Did you ever have unexpected or bad data flow into one of your analytical products? Bad data leads to compromised analytical integrity, faulty decision making, and a loss of trust in your data.
As organizations are doing more with data, the need for high quality data only increases. When it comes to machine learning for example, it is crucial to first find an unbiased, clean subset to train your predictive model on. Bad data leads to faulty predictions. This is why companies are warming up to the idea of testing their data.
Testing datasets is not an entirely new concept. In software engineering, TDD, also known as test driven development, has been common practice for many years. Automated testing goes hand in hand with writing software code. If you are not testing your code automatically after every commit, then you’d be considered an amateur instead of a professional. In order to trust software, you need to have automated test suites. This is no different when it comes to data that’s used in production.
The last few years data product development has made big progress. Mainstream adoption of new data technologies became a reality. Even for machine learning, one of the frontiers of software development, many off the shelf solutions can readily be found online.
Next to ML, traditional data warehousing has developed just as well. Companies & consumers started to produce a lot more data, so a new type of cloud-native data warehouse (like Snowflake) came to market, where storage and compute are separated (read fast & scalable), and consumption is based on power & uptime (read low cost).
Before we continue, let’s first define what we mean by “data in production” and introduce the concept of “data product”. A data product is similar to other software products (e.g. they have an interface and get new features that are deployed in dev & production), but it’s different in that the primary goal of the product is to provide value through analytical datasets. So data products heavily rely on data to drive outcomes. Another characteristic is that it’s often the most recent data (how many traffic jams do we have now) that is the most important.
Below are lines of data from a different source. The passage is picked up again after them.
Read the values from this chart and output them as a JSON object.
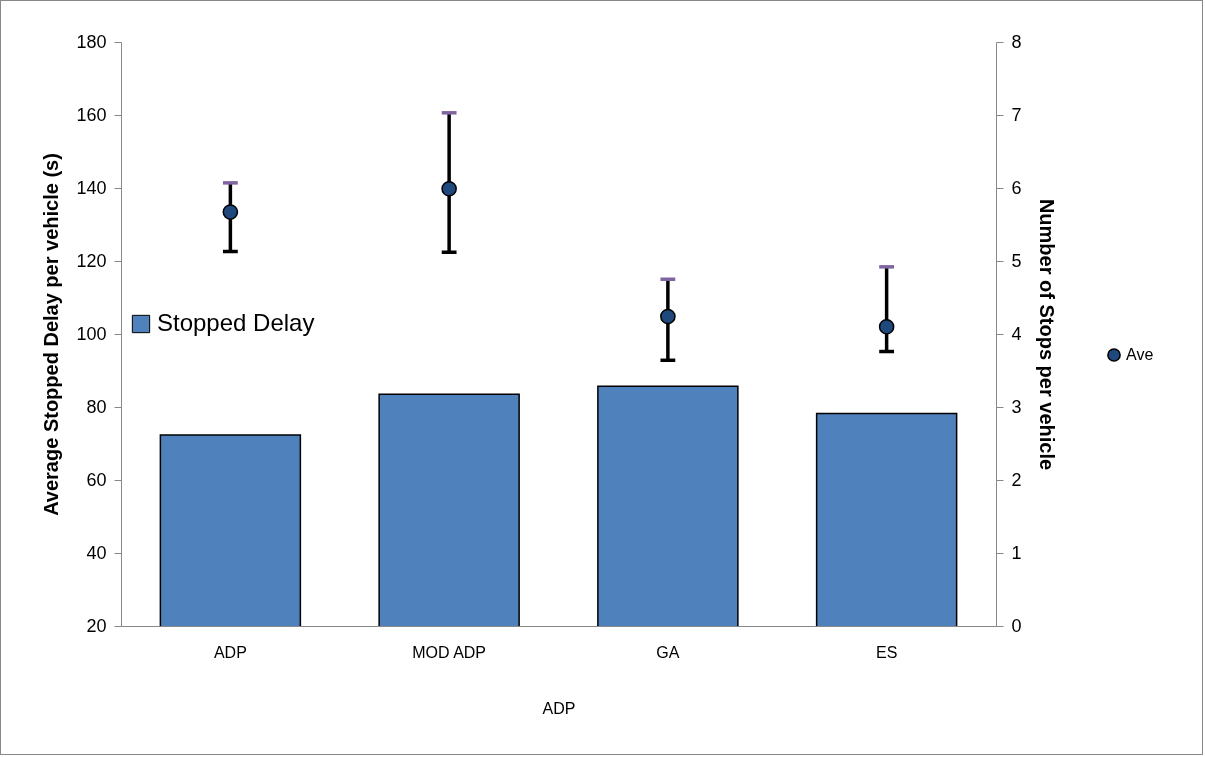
{
  "chart_data": {
    "type": "bar",
    "categories": [
      "ADP",
      "MOD ADP",
      "GA",
      "ES"
    ],
    "xlabel": "ADP",
    "ylabel": "Average Stopped Delay per vehicle (s)",
    "y2label": "Number of Stops per vehicle",
    "series": [
      {
        "name": "Stopped Delay",
        "type": "bar",
        "color": "#4f81bd",
        "values": [
          72.3,
          83.5,
          85.7,
          78.2
        ]
      },
      {
        "name": "Ave",
        "type": "scatter",
        "axis": "y2",
        "color": "#1f497d",
        "values": [
          5.67,
          5.99,
          4.24,
          4.1
        ],
        "errors": [
          [
            5.13,
            6.07
          ],
          [
            5.12,
            7.03
          ],
          [
            3.64,
            4.75
          ],
          [
            3.76,
            4.92
          ]
        ]
      }
    ],
    "ylim": [
      20,
      180
    ],
    "yticks": [
      20,
      40,
      60,
      80,
      100,
      120,
      140,
      160,
      180
    ],
    "y2lim": [
      0,
      8
    ],
    "y2ticks": [
      0,
      1,
      2,
      3,
      4,
      5,
      6,
      7,
      8
    ],
    "grid": false,
    "legend": "right",
    "marker": "circle"
  }
}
When developing a data product, it makes sense to start testing data as soon as it goes into production. Examples could be testing the daily set of transactions that came in, or the distribution of predictions we’ve made across all segments. It’s vital that the data is clean and as expected, to ensure the integrity of your data product.
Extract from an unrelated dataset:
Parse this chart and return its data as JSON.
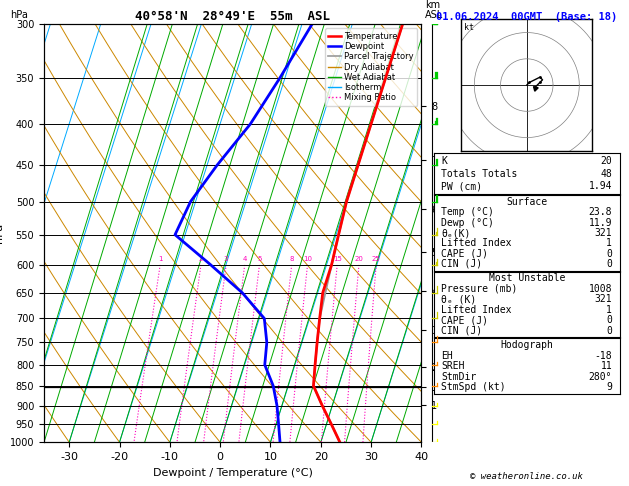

Why should you test data products once they are put into production?
Just like in software development, developers test because it is necessary to spot bugs and their underlying causes early as they tend to lead to crashes. Clearly bugs that cause your systems to crash aren’t a good thing but at least they signal that something is wrong. In software development these bugs are easily detectable.
In data product development, testing is even more crucial for a multitude of reasons. Many factors force data to change constantly. The people that cause these changes are frequently in different parts of the organisation and they don't necessarily always assess the impact on the data value chain when making changes to the operational systems. Furthermore, data issues are often silent. A machine learning model or algorithm, for example, will continue to work, even if some of its inputs are off. It can take weeks, months or even years to spot an issue so it’s crucial you detect anomalies as soon as possible. Keeping in mind data lakes & new data warehouses can become very complex, which means manually testing is no longer the only option to prevent data lakes from becoming data swamps.
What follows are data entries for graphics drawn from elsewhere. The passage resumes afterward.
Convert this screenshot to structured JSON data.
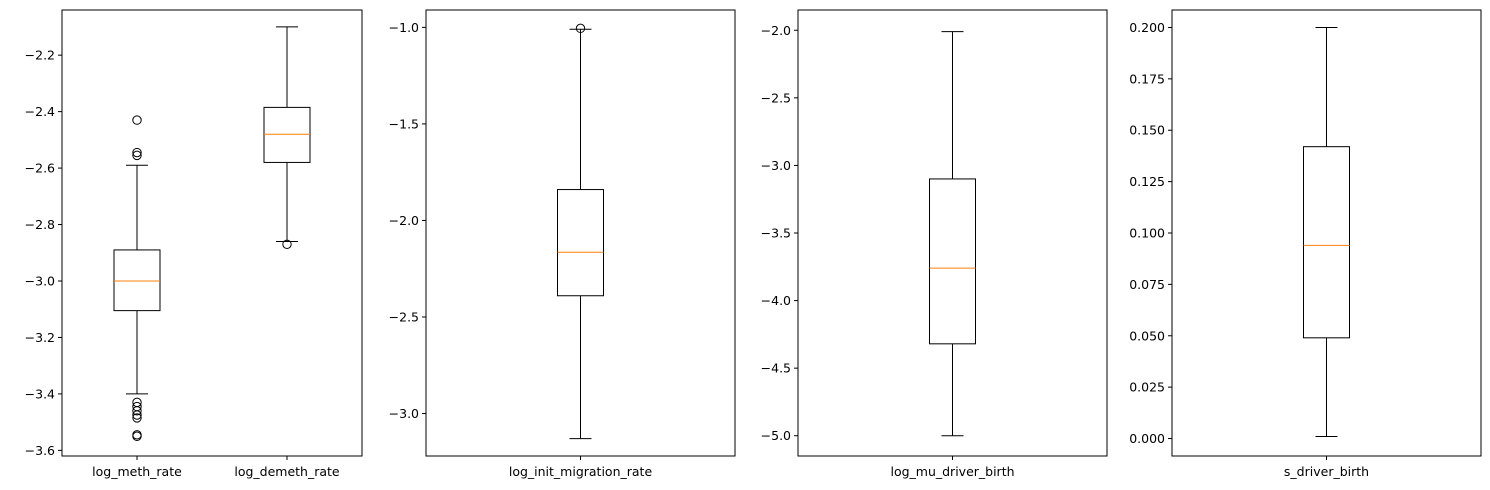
{
  "colors": {
    "box": "#000000",
    "median": "#ff7f0e",
    "background": "#ffffff"
  },
  "chart_data": [
    {
      "type": "box",
      "categories": [
        "log_meth_rate",
        "log_demeth_rate"
      ],
      "ylim": [
        -3.62,
        -2.04
      ],
      "yticks": [
        -2.2,
        -2.4,
        -2.6,
        -2.8,
        -3.0,
        -3.2,
        -3.4,
        -3.6
      ],
      "ytick_labels": [
        "−2.2",
        "−2.4",
        "−2.6",
        "−2.8",
        "−3.0",
        "−3.2",
        "−3.4",
        "−3.6"
      ],
      "boxes": [
        {
          "name": "log_meth_rate",
          "whisker_low": -3.4,
          "q1": -3.105,
          "median": -3.0,
          "q3": -2.89,
          "whisker_high": -2.59,
          "outliers": [
            -2.43,
            -2.545,
            -2.555,
            -3.43,
            -3.445,
            -3.46,
            -3.475,
            -3.485,
            -3.545,
            -3.55
          ]
        },
        {
          "name": "log_demeth_rate",
          "whisker_low": -2.86,
          "q1": -2.58,
          "median": -2.48,
          "q3": -2.385,
          "whisker_high": -2.1,
          "outliers": [
            -2.87
          ]
        }
      ],
      "grid": false
    },
    {
      "type": "box",
      "categories": [
        "log_init_migration_rate"
      ],
      "ylim": [
        -3.22,
        -0.91
      ],
      "yticks": [
        -1.0,
        -1.5,
        -2.0,
        -2.5,
        -3.0
      ],
      "ytick_labels": [
        "−1.0",
        "−1.5",
        "−2.0",
        "−2.5",
        "−3.0"
      ],
      "boxes": [
        {
          "name": "log_init_migration_rate",
          "whisker_low": -3.13,
          "q1": -2.39,
          "median": -2.165,
          "q3": -1.84,
          "whisker_high": -1.01,
          "outliers": [
            -1.005
          ]
        }
      ],
      "grid": false
    },
    {
      "type": "box",
      "categories": [
        "log_mu_driver_birth"
      ],
      "ylim": [
        -5.15,
        -1.85
      ],
      "yticks": [
        -2.0,
        -2.5,
        -3.0,
        -3.5,
        -4.0,
        -4.5,
        -5.0
      ],
      "ytick_labels": [
        "−2.0",
        "−2.5",
        "−3.0",
        "−3.5",
        "−4.0",
        "−4.5",
        "−5.0"
      ],
      "boxes": [
        {
          "name": "log_mu_driver_birth",
          "whisker_low": -5.0,
          "q1": -4.32,
          "median": -3.76,
          "q3": -3.1,
          "whisker_high": -2.01,
          "outliers": []
        }
      ],
      "grid": false
    },
    {
      "type": "box",
      "categories": [
        "s_driver_birth"
      ],
      "ylim": [
        -0.0085,
        0.2085
      ],
      "yticks": [
        0.0,
        0.025,
        0.05,
        0.075,
        0.1,
        0.125,
        0.15,
        0.175,
        0.2
      ],
      "ytick_labels": [
        "0.000",
        "0.025",
        "0.050",
        "0.075",
        "0.100",
        "0.125",
        "0.150",
        "0.175",
        "0.200"
      ],
      "boxes": [
        {
          "name": "s_driver_birth",
          "whisker_low": 0.001,
          "q1": 0.049,
          "median": 0.094,
          "q3": 0.142,
          "whisker_high": 0.2,
          "outliers": []
        }
      ],
      "grid": false
    }
  ]
}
When should you start testing your data?
The answer here is short and sweet, as soon as possible. This means introducing a culture change into your teams that starts with creating transparency on errors and data deficiencies. We definitely recommend to start testing your first data product, after every build or change you make (even if your product is a report!). Your data products will break when they are not monitored. Knowing why they break is crucial for further data product development. On a more technical level, it’s recommended to test after each step in the pipeline, as well as in between the different pipelines.
Who should be involved in data quality testing?
Historically, it has always been the engineering team and because of their rather limited data domain knowledge, they focussed on operational metrics. Experience has shown that testing data without domain knowledge is quite useless, as many high-impact issues will be hidden in the dataset. We therefore recommend to always include Data SMEs in the testing of the source data that goes into all your data products.
Data product development teams can and should apply some of the best-practices that have been developed in software engineering and data management over the last decades. Data issues often go unnoticed for a while (silent errors) and have a high impact on product quality. Most data products won’t even break so issues go unnoticed for a while, resulting in poor product quality and days/weeks of clean-up work. Nobody wants to be a data janitor, so start testing your data products today!